Since the 1979 revolution, scholars and policy makers alike have tended
to see Iranian political actors as religiously driven--dedicated to
overturning the international order in line with a theologically
prescribed outlook. This provocative book argues that such views have
the link between religious ideology and political order in Iran
backwards. Religious Statecraft examines the politics of Islam, rather
than political Islam, to achieve a new understanding of Iranian politics
and its ideological contradictions.
Mohammad Ayatollahi Tabaar traces half a century of shifting Islamist
doctrines against the backdrop of Iran's factional and international
politics, demonstrating that religious narratives in Iran can change
rapidly, frequently, and dramatically in accordance with elites' threat
perceptions. He argues that the Islamists' gambit to capture the state
depended on attaining a monopoly over the use of religious narratives.

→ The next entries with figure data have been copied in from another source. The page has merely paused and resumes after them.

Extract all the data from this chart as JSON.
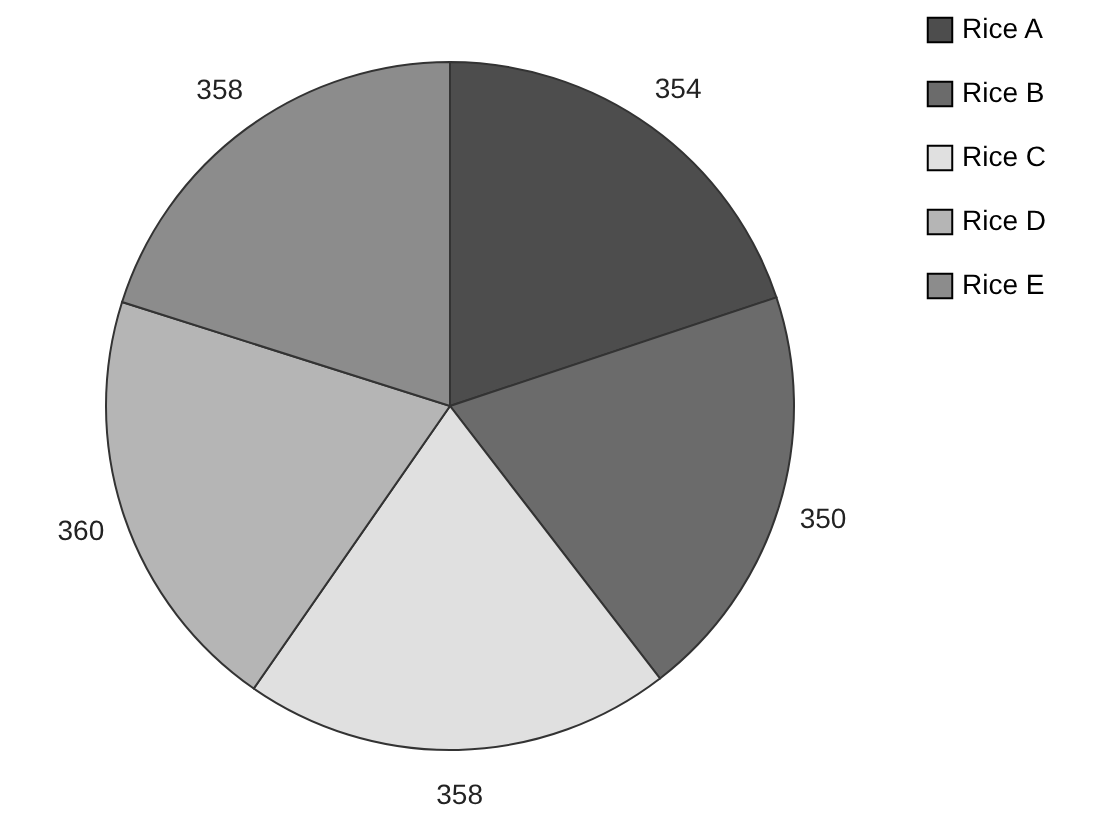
{
  "chart_data": {
    "type": "pie",
    "categories": [
      "Rice A",
      "Rice B",
      "Rice C",
      "Rice D",
      "Rice E"
    ],
    "values": [
      354,
      350,
      358,
      360,
      358
    ],
    "colors": [
      "#4d4d4d",
      "#6b6b6b",
      "#e0e0e0",
      "#b5b5b5",
      "#8c8c8c"
    ],
    "data_labels": true,
    "legend": "right"
  }
}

Tabaar explains how competing political actors strategically develop and
deploy Shi'a-inspired ideologies to gain credibility, constrain
political rivals, and raise mass support. He also challenges readers to
rethink conventional wisdom regarding the revolution, Ayatollah
Khomeini, the U.S. embassy hostage crisis, the Iran-Iraq War, the Green
Movement, nuclear politics, and U.S.-Iran relations. Based on a
micro-level analysis of postrevolutionary Iranian media and recently
declassified documents as well as theological journals and political
memoirs, Religious Statecraft constructs a new picture of Iranian
politics in which power drives Islamist ideology.